Unlikely? Yes, of course. But to claim that the threat lasers pose to aircraft is 'rediculous' is plain naiive. The last thing pilots need is a laser shining into their cockpit. Particularly somthing like a light aircraft, which has less instrumentation and requires more pilot imput to fly safely than a commercial jet.
It's all highly unlikely, because airports and the surrounding area are crawling with security, planes move very fast so this is vanishingly small. I mean a greater concern is ANY high power rifle, which can do more damage than this laser, but modern aircraft are full of double if not triple redundancy. Two engines, two hydraulic systems, two flight computers, two pilots, etc. Nothing short of simultaneously blasting a large hole in a fuel tank AND igniting the fuel will bring a plane down with any certainty. I mean blowing a hole in the fuselage won't even do it as in the case of Aloha Airlines 243. You really do need high explosives, a lot of high explosives, detonated in the right place to bring down a jet.
And if the plane's windows are scratched enough to refract the laser, that is a GOOD thing! 1 watt is not a lot of power, it is only dangerous in a laser because of how focused it is, scattering it over just a square foot would make it no worse than shining a torch in their face.
People have been obsessing and speculating over "what could bring down a commercial jet" and people are certainly losing a lot of perspective and muddying the issue.
"a high powered laser shining onto these windows at night will cause a hell of a lot of scattering and refraction, which would SEVERELY impede both the pilot's ability to see out"
SEVERELY impede?!!? What. the. hell.
Pilots take off and land by instruments, why would they need to see out at a black sky and black horizon? The instruments are brightly lit and anyway if there was any problem the pilot can simply abort, pull up and fly away. They don't need to look at anything to do that, just follow their training and ease back on the yolk and announce an abort to the tower.
I am a MAJOR plane geek and probably for all the air travel I do I look into air-crash investigations a lot.
And what are the chances that the pilot just happens to be overloaded with crisis after crisis in the cockpit only then a 1 in a trillion chance a laser shoots in and fries both of he pilot's pair of eyeballs? No, refraction won't do it, the laser has the hit each eye directly dead centre and hold there without them blinking or ducking.

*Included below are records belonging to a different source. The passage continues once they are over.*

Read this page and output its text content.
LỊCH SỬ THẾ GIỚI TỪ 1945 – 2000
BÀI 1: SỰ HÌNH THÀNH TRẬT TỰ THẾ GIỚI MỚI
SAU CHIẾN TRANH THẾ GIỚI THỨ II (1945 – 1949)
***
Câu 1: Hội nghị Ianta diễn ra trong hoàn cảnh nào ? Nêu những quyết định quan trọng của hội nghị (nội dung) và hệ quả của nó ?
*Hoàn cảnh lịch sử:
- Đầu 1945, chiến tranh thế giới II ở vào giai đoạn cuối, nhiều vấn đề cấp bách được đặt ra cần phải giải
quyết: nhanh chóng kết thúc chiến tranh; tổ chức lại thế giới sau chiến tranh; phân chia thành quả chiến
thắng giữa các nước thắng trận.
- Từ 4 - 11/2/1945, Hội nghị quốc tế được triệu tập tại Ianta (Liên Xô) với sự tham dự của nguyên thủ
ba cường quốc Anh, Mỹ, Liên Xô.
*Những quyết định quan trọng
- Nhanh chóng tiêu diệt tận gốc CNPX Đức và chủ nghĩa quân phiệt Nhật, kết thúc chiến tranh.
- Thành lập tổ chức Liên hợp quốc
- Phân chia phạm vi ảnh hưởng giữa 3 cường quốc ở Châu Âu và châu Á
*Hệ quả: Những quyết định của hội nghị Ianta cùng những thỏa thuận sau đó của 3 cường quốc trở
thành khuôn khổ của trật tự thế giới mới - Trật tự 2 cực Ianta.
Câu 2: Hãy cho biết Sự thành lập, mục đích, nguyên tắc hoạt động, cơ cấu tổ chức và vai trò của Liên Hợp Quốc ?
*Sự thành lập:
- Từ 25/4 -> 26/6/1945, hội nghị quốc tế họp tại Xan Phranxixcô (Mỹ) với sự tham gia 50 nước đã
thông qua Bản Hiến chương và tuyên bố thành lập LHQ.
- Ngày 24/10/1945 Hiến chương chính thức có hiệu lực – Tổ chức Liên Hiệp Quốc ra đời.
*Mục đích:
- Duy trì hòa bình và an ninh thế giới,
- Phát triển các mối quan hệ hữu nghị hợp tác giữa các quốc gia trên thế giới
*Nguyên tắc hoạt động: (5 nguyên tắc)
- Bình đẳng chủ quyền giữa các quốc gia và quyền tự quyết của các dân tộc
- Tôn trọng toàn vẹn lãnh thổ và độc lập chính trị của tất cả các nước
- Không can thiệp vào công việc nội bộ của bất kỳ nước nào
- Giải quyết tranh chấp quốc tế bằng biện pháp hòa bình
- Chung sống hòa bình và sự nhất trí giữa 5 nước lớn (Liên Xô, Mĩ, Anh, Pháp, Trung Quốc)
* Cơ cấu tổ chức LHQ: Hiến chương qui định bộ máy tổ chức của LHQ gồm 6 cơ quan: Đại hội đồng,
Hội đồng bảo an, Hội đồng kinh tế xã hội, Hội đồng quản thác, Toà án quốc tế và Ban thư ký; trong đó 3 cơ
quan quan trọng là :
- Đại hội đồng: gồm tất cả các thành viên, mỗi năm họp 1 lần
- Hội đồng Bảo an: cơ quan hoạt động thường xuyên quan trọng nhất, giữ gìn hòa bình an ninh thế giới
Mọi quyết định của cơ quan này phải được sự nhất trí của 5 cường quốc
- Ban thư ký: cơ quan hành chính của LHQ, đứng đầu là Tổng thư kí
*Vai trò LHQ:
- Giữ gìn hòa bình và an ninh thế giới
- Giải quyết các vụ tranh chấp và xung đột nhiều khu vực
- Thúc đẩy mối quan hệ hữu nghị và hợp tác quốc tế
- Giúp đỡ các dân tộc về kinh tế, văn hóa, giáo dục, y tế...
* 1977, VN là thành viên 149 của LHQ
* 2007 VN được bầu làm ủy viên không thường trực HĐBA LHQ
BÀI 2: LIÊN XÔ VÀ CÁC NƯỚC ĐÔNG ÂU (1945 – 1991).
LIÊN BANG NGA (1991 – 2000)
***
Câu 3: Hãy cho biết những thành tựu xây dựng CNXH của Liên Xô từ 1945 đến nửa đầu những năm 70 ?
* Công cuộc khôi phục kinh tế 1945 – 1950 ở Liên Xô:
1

You're the Naive one here, you're the one dwelling in INCREDIBLY REMOTE possibilities which CANNOT be repeated, the second someone tries this then a metric ton of shit will come down on them, airports are saturated in security cameras someone shooting from a car with gets their reg number recorded and their door knocked down by Government hard nuts... any other mode of transport won't get away in time. So this is not like a silent fault that can repeat over and over again till it coincides with another problem, this happens once and that is the last time.
I mean someone trying this might as well point a fake gun at an armed officer... it is just as likely to hurt anyone and just as likely to land you in a world of shit. The only reason anyone would attempt this are those who are both extremely stupid and mentally disturbed, deluded to think it would have any effect and likely want to get caught in some attention seeking effort.